And if you are giving a Lyft ride that is true. If its an Uber ride, the 3* does not guarantee that you will not be paired up again.


----------



## SirDavidsr (Apr 28, 2015)

elelegido said:


> Not after the ride has finished. During he ride you can press the Info button at the top right of the screen.


Thx!


----------



## CNJtrepreneur (Mar 25, 2015)

elelegido said:


> - Yeah, the rating for both goes from one to five stars. The reason I explain this is because Uber's star rating system is not like any other. See, if you were to read a review of a new restaurant in the paper and saw that it got four stars, you'd think that was pretty good, right? You'd probably want to go there and try it for yourself
> - Yeah
> - Well, that's not the way Uber's rating system works.
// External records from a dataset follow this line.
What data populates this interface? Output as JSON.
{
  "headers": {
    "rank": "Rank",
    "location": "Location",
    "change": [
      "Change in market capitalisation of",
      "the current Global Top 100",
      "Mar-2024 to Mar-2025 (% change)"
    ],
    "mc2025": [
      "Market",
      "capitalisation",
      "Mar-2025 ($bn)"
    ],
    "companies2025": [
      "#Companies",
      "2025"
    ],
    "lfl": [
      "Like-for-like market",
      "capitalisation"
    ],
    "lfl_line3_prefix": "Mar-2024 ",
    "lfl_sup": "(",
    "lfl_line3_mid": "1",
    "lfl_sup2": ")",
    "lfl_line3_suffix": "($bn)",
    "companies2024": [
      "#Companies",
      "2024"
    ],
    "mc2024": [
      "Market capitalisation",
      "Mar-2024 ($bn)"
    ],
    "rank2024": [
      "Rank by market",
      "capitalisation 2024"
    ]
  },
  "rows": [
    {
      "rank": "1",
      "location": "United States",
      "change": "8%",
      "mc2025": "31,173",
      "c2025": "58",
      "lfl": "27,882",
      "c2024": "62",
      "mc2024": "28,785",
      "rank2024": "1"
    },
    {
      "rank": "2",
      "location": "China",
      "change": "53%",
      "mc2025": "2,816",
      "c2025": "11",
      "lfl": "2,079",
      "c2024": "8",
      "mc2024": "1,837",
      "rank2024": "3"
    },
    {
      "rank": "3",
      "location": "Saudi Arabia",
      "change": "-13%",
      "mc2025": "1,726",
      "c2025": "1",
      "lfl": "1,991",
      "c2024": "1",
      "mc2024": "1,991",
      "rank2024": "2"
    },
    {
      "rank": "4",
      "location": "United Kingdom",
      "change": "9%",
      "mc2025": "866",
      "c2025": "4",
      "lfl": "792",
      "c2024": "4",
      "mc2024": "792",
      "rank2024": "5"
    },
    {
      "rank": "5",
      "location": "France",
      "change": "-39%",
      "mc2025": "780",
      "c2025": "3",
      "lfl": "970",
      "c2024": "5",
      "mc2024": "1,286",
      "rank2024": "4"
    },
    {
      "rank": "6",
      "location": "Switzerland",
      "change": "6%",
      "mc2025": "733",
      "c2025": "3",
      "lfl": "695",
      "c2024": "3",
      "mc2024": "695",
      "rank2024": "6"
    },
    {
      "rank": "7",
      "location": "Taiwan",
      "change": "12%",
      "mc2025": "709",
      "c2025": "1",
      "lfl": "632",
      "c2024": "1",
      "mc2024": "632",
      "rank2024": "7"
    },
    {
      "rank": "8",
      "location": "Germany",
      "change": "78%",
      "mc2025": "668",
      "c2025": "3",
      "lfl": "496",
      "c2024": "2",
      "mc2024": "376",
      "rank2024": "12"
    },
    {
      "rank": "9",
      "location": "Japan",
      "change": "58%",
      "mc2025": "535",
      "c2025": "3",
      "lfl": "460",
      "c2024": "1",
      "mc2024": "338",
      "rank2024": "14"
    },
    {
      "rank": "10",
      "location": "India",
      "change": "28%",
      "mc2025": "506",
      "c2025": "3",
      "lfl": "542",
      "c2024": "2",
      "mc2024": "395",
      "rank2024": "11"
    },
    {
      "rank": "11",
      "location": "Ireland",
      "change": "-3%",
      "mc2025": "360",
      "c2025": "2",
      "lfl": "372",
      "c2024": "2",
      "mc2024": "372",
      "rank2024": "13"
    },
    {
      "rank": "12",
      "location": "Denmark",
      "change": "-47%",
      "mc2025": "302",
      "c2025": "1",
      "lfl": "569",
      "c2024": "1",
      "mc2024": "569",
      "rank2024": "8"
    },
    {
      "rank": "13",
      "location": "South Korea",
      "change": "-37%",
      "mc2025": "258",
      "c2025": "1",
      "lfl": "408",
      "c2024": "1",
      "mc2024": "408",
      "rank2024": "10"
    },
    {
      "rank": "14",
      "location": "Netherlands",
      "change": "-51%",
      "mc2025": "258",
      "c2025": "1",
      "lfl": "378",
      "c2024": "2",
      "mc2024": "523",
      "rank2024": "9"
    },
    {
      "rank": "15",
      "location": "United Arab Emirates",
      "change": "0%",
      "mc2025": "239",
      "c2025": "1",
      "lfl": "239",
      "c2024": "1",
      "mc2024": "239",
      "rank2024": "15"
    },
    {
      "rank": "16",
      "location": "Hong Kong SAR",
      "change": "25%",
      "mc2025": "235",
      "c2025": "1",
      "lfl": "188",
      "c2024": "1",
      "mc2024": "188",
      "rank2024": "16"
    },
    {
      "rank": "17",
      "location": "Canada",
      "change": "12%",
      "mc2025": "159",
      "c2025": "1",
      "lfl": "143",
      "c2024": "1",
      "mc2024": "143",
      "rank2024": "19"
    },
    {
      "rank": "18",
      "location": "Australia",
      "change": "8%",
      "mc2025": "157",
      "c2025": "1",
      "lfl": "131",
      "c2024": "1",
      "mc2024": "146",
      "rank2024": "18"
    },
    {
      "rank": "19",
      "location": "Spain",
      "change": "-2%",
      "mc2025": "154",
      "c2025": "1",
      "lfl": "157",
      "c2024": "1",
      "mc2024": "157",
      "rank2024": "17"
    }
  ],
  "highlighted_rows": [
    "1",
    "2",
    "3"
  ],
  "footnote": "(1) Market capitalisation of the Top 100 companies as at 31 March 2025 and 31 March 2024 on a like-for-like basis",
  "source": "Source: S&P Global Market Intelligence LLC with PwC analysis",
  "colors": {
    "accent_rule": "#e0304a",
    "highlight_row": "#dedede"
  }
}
Four stars with Uber is a very low rating. In fact, drivers get fired if their rating drops below 4.6. And on the passenger side, if a rider's rating drops below 4.6, he or she is going to have a lot of difficulty getting a driver to pick them up, because of that low rating
> - oh, I see


THIS. 1000 times this.

Almost every pax I've mentioned this to, was shocked and amazed. They have NO clue that in Uber's eyes, a 4* means "you're fired".

Uber is either accidentally - or worse yet, intentionally - not informing riders about the difference in what a 4-star rating means in most situations (i.e. restaurant / hotel reviews), and what it means in Uberverse. Unfortunately, it's down to us drivers, to correct that misinformation.


----------